The fact of the matter is that anyone can get addicted to drugs. There are many factors that contribute to the risk developing addiction including the genes one is born with, the environment that one is exposed to, and the ways that the genes and environment affect the development of an individual. In addition to the risk factors, there are many protective factors that reduce the risks of becoming addicted like the social support network, health of the body and mind and a person’s sense of spirituality. With so many potential contributing factors, it is impossible to predict who will and who won’t become addicted.
- Should people be worried about getting painkillers from their doctor?
The rule for doctors is to take "universal precautions" when prescribing opioids because everyone is at risk of becoming addicted. The rule for patients is to be cautious about using opioids by understanding the potential benefits and potential risks. Everyone should be cautious about opioid use, not worried, just cautious. Opioid use comes with a number of potential consequences. The worst case scenario is opioid overdose death followed by others adverse events such as addiction, more pain, side effects and hormonal imbalances.
- What are the potential benefits of opioid use?
The primary benefit or goal of treatment from opioid use is to improve function. By controlling pain, a person should be able to do more of life activities. By controlling pain, a person should be able to sleep better, walk better, work better, and live with a better quality of life.
- Can you explain the difference between dependence and addiction?
Chemical dependence means that the body needs the chemical to "survive" in relative balance or homeostasis. Addiction means that the chemical is used despite the harmful effects and dysfunction it produces.
- What is the biggest myth about opioids?

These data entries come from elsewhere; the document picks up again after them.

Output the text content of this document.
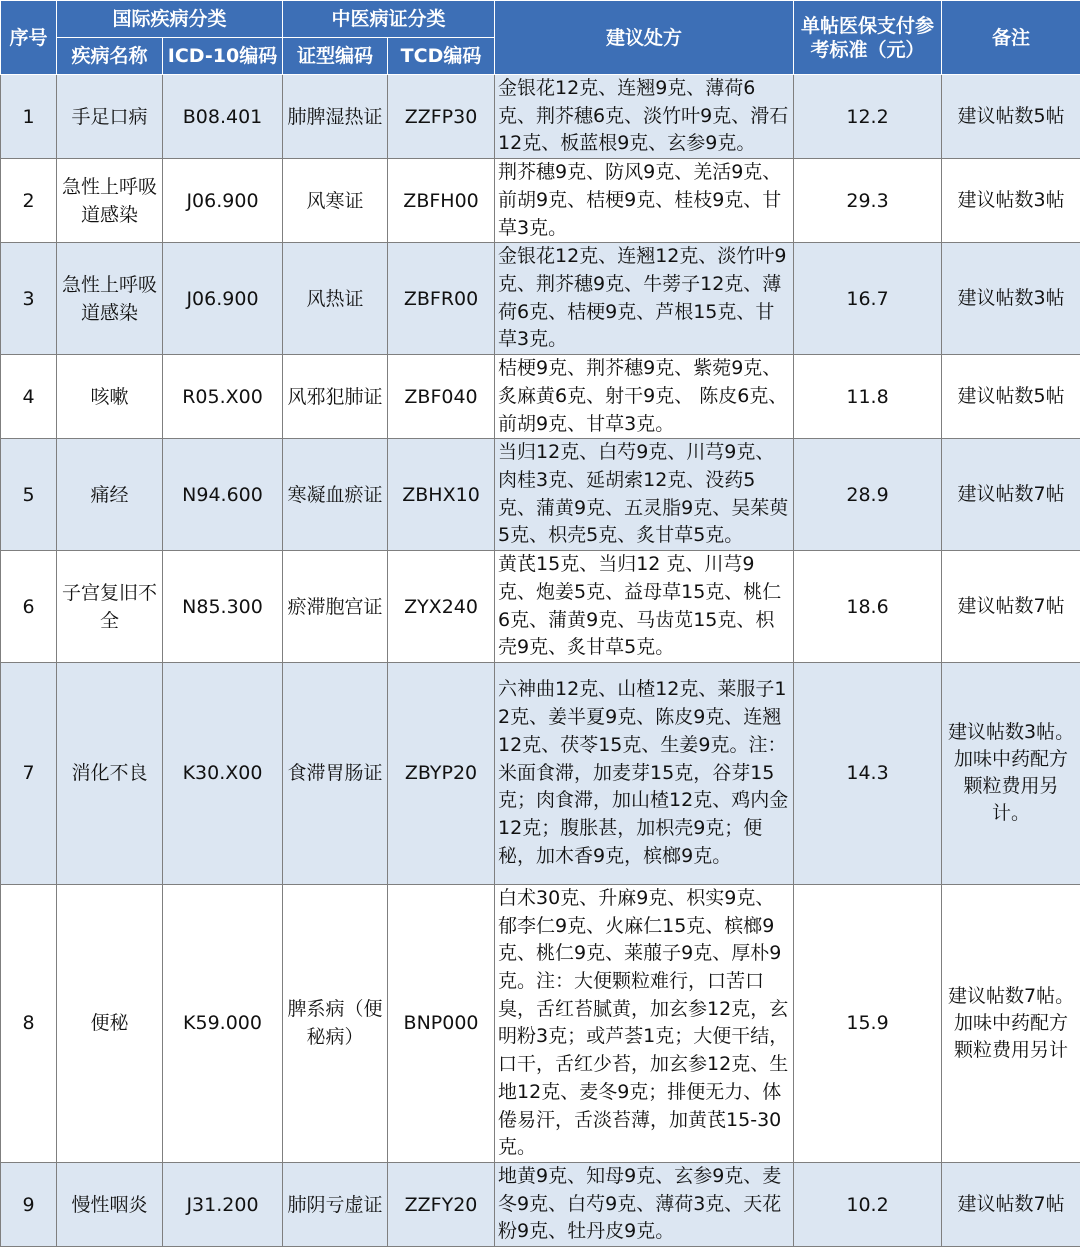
序号	国际疾病分类		中医病证分类		建议处方	单帖医保支付参考标准（元）	备注
	疾病名称	ICD-10编码	证型编码	TCD编码			
1	手足口病	B08.401	肺脾湿热证	ZZFP30	金银花12克、连翘9克、薄荷6克、荆芥穗6克、淡竹叶9克、滑石12克、板蓝根9克、玄参9克。	12.2	建议帖数5帖
2	急性上呼吸道感染	J06.900	风寒证	ZBFH00	荆芥穗9克、防风9克、羌活9克、前胡9克、桔梗9克、桂枝9克、甘草3克。	29.3	建议帖数3帖
3	急性上呼吸道感染	J06.900	风热证	ZBFR00	金银花12克、连翘12克、淡竹叶9克、荆芥穗9克、牛蒡子12克、薄荷6克、桔梗9克、芦根15克、甘草3克。	16.7	建议帖数3帖
4	咳嗽	R05.X00	风邪犯肺证	ZBF040	桔梗9克、荆芥穗9克、紫菀9克、炙麻黄6克、射干9克、 陈皮6克、前胡9克、甘草3克。	11.8	建议帖数5帖
5	痛经	N94.600	寒凝血瘀证	ZBHX10	当归12克、白芍9克、川芎9克、肉桂3克、延胡索12克、没药5克、蒲黄9克、五灵脂9克、吴茱萸5克、枳壳5克、炙甘草5克。	28.9	建议帖数7帖
6	子宫复旧不全	N85.300	瘀滞胞宫证	ZYX240	黄芪15克、当归12 克、川芎9克、炮姜5克、益母草15克、桃仁6克、蒲黄9克、马齿苋15克、枳壳9克、炙甘草5克。	18.6	建议帖数7帖
7	消化不良	K30.X00	食滞胃肠证	ZBYP20	六神曲12克、山楂12克、莱服子12克、姜半夏9克、陈皮9克、连翘12克、茯苓15克、生姜9克。注：米面食滞，加麦芽15克，谷芽15克；肉食滞，加山楂12克、鸡内金12克；腹胀甚，加枳壳9克；便秘，加木香9克，槟榔9克。	14.3	建议帖数3帖。加味中药配方颗粒费用另计。
8	便秘	K59.000	脾系病（便秘病）	BNP000	白术30克、升麻9克、枳实9克、郁李仁9克、火麻仁15克、槟榔9克、桃仁9克、莱菔子9克、厚朴9克。注：大便颗粒难行，口苦口臭，舌红苔腻黄，加玄参12克，玄明粉3克；或芦荟1克；大便干结，口干，舌红少苔，加玄参12克、生地12克、麦冬9克；排便无力、体倦易汗，舌淡苔薄，加黄芪15-30克。	15.9	建议帖数7帖。加味中药配方颗粒费用另计
9	慢性咽炎	J31.200	肺阴亏虚证	ZZFY20	地黄9克、知母9克、玄参9克、麦冬9克、白芍9克、薄荷3克、天花粉9克、牡丹皮9克。	10.2	建议帖数7帖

The most common myth about opioids is that people with chronic pain do not get addicted to opioids. Unfortunately, this myth is perpetuated in the medical literature and believed by many doctors. We know for a fact that the presence of chronic pain does not somehow magically protect a person from developing the disease of addiction. The disease of addiction can get a foothold in someone’s life after an injury and with the first exposure to prescription painkillers.
- What should someone do if he/she is concerned he/she is becoming addicted to opiates?
If a person finds that the chemicals are controlling his/her life, causing harm and/or causing life to unravel, the first thing to do is talk to someone. The worst thing to do is to live in silence when suffering from addiction. Help is usually just a phone call away.
- Anything else you think people should know about opioids?
Different drugs of abuse all affect the brain in a similar fashion by sensitizing the reward center. This concept is called "cross-addiction". Thus, reinstatement of addictive behavior can occur if one starts using opioids instead of alcohol, cocaine, marijuana, methamphetamine or other drugs of abuse. Anyone with a history of chemical abuse, no matter what the preferred chemical of choice was at the time, should keep this risk of relapse in mind before starting to use prescription opioid medications even if it is for a legitimate reason.